Yes - I know it rains everywhere, but I now have the luxury of (usually) being able to avoid it!
I managed to blag a cheap flight to the UK in the beginning of July, which was a great opportunity to see everyone. Although initially booked for a school reunion, it was very timely, as my dad had been very ill just beforehand, and was now recovering at home.
Sadly, Tim was busy working and then away for the weekend so I only saw him for a few hours. Jess, although working most of the days, had Wednesday off, so she decided to take me shopping, and roller skating!
What a laugh. It was a long time since I'd been on a pair of roller skates... probably 35 years! (Although when the children were in their teens, I do remember going around an artificial ice skating rink in Birmingham as part of their Christmas Fayre.)

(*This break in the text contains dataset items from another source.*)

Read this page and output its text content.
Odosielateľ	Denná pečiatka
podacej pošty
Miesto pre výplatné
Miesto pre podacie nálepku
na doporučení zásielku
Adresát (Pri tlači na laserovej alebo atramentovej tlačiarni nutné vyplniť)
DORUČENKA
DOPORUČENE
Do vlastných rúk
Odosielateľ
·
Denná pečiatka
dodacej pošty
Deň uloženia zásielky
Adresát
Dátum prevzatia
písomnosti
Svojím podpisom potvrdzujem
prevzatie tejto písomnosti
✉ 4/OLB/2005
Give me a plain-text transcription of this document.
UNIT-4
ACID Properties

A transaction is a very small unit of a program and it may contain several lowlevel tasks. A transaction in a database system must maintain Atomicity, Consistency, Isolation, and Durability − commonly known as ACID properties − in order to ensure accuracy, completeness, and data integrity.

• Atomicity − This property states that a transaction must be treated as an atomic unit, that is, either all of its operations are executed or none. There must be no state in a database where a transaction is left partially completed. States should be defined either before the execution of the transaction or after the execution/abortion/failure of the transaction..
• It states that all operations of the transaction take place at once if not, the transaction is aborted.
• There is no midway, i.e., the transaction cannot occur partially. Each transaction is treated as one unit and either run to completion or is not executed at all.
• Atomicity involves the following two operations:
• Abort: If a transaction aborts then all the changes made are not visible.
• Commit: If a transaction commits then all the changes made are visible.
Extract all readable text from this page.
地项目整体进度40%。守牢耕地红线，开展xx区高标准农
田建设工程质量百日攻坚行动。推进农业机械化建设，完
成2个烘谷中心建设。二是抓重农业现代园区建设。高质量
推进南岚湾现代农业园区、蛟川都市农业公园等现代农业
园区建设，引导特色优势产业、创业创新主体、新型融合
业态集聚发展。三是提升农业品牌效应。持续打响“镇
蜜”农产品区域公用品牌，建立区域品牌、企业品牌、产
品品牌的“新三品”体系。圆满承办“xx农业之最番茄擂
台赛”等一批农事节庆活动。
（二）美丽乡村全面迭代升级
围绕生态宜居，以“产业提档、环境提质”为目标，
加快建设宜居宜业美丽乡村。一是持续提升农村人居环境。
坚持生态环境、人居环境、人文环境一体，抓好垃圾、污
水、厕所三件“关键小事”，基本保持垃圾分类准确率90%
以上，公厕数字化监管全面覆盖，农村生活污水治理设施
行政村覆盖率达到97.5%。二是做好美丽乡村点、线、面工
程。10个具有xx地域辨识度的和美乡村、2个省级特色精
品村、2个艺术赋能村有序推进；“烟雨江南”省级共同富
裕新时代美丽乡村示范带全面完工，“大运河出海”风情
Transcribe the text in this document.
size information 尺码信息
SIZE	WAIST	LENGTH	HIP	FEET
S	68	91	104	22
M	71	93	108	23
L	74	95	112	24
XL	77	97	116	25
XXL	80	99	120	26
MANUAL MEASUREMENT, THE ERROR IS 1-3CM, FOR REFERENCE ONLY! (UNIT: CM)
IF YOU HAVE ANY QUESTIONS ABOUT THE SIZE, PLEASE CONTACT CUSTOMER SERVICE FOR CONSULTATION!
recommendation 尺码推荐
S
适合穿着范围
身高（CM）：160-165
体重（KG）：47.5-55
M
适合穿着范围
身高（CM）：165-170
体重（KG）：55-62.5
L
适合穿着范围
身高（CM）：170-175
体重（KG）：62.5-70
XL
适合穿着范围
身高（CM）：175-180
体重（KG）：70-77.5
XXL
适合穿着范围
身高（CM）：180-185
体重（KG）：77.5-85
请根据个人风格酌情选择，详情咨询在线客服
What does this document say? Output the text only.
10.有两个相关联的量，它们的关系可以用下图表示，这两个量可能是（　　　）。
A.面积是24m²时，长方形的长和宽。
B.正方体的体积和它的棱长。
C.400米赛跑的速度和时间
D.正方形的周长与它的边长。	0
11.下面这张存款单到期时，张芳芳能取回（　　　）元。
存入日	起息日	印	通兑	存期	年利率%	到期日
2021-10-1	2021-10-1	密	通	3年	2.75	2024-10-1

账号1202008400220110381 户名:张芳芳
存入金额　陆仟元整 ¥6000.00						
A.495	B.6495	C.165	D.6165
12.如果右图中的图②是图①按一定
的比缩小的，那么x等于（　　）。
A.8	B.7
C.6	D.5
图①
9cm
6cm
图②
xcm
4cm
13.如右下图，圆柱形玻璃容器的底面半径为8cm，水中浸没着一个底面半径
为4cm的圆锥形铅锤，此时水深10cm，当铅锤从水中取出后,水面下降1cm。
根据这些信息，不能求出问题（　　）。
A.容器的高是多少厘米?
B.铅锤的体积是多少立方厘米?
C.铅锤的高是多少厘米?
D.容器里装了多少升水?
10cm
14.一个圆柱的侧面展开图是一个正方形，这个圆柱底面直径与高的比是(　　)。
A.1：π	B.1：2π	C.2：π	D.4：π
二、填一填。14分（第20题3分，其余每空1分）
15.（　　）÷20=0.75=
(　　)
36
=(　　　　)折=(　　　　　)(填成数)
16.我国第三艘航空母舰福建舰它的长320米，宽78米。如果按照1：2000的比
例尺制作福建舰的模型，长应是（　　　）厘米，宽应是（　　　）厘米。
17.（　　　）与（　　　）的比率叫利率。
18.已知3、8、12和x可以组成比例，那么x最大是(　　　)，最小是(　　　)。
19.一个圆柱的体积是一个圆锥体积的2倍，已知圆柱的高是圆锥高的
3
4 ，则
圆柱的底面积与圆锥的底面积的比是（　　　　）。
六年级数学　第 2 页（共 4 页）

As a very early birthday present, I bought Jess a new pair of skates, which meant that I was able to wear hers. Oh joy! For starters, I had to re-lace them, goodness knows how she had ever managed to keep then on her feet before. With great trepidation, I launched onto the floor. A bit wobbly and scared, but I did manage to keep upright.
The place was just outside Derby town centre, and was held in what appeared to be an old warehouse. Upstairs was the skating venue, and downstairs was a pool room. Excellent. Dad's could go and play pool, while their children were upstairs! Actually, it was quite good. There was a bar and a disco, and everyone was enjoying themselves. Some people were really good, and others were just wobbling around.
There were even a few games organised; a tentative game of Dodgeball, and a game of Tag. The dodgeball was a soft football, thrown at the participants (if it hit you, you were out) and the tag, consisted of trying to get from one end to the other - if you were tagged, you became a 'taggee' until there was only 1 person left. Needless to say, we sat on the side and watched, not being up to speed (literally) yet.
It was a fun night out, for very little money. (And after 3 weeks, my blood blister has finally gone!) Yes Jess, I WILL go again if it fits in.